На станции Святого Павла никто не вышел, а давка усилилась, и это значило, что еще кому-то все-таки удалось втиснуться в вагон. Створки дверей натужно сдвинулись, потом разошлись — видимо, чьи-то руки, ноги или спины остались снаружи — и затем окончательно захлопнулись. Поезд со скрипом сдвинулся с места. Девушка в зеленом плаще, вдавленная в правый бок Генри, пискнула своей подружке в синем:
— Как ты думаешь: слышно, как трещат наши ребра?
В ее вопросе звучала даже не жалоба, а скорее философское раздумье.
На Чансери-лейн тоже никто не вышел. Теснота, тычки локтей и колен стали еще сильнее: снова свершилось чудо — в вагон было запрессовано еще несколько пассажиров. Поезд медленно набирал скорость. Несколько секунд привычного гулкого грохота, затем резкая остановка и темнота — погас свет.
Генри даже и выругаться не успел, как поезд пошел снова. Тут неожиданно оказалось, что с боков его больше никто не подпирает — он чуть не упал. Протянув вперед руку, он ухватился за что-то мягкое. Но в этот миг лампы вспыхнули снова и выяснилось, что этим неизвестным мягким предметом была девушка в зеленом плаще.
— Да как вы смеете… — начала она, но ее голос тут же прервался, рот так и остался открытым, глаза вытаращились.
У Генри глаза тоже полезли на лоб: в вагоне, который еще минуту назад был до предела набит плотно утрамбованной человеческой массой, теперь, кроме Генри и зеленой девушки, находились всего три человека. Один из них был мужчина почтенных лет, уткнувшийся в свою газету с таким видом, словно он, наконец, достиг того, о чем мечтал всю жизнь.
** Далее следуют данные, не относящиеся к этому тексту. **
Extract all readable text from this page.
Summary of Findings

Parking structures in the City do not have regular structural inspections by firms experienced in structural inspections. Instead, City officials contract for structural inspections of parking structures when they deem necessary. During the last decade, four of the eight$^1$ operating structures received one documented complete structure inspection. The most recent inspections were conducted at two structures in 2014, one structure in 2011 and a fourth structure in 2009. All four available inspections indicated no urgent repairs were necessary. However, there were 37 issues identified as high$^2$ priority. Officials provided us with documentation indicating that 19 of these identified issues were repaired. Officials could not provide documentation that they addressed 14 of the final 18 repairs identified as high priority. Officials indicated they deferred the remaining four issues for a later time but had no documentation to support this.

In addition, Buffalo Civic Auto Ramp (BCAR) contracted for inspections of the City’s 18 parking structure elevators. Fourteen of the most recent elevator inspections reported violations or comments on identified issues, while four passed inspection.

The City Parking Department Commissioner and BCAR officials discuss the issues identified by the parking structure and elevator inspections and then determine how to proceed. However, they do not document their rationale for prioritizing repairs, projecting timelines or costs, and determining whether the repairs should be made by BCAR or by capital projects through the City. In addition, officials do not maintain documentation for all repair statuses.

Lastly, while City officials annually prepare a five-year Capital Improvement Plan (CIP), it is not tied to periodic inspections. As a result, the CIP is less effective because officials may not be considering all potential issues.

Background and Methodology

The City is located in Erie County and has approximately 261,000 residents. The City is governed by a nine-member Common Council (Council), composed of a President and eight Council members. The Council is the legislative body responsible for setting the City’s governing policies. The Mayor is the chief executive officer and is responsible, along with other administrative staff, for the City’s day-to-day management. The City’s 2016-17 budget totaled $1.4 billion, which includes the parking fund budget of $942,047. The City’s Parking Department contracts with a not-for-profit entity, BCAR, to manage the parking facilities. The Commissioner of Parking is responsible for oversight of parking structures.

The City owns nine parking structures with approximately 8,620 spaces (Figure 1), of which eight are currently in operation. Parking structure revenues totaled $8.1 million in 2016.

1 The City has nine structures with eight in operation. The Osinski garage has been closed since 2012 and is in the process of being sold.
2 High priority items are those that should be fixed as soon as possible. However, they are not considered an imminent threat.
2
Напротив него сидела моложавая дама, погруженная в глубокую задумчивость. В самом конце вагона мирно спал какой-то парень.
— Ишь ты! — воскликнула девушка. — Милли-то смылась! Ну и задам же я ей завтра. Знает, что мне тоже вылезать в Холборне, так нет — сама сошла, а мне ни гу-гу. — Она запнулась. — Ведь это был Холборн?
Генри обалдело оглядывался по сторонам. Девушка схватила его за руку.
— Ведь это был Холборн? — повторила она с надеждой в голосе.
Мысли Генри витали в неведомых далях:
— Э-э-э, какой-такой Холборн?
— Ну та остановка, где все сошли. Тут ведь кроме как Холборну быть нечему, правда?
— Я… э-э-э… плохо знаю эту линию, — выдавил он.
— Но я-то знаю ее, как свои пять пальцев. Холборн это был, это уж точно. — Она явно старалась убедить себя в этом.
Генри снова оглядел раскачивающийся на ходу вагон и длинные ряды свисающих с поручней ременных петель.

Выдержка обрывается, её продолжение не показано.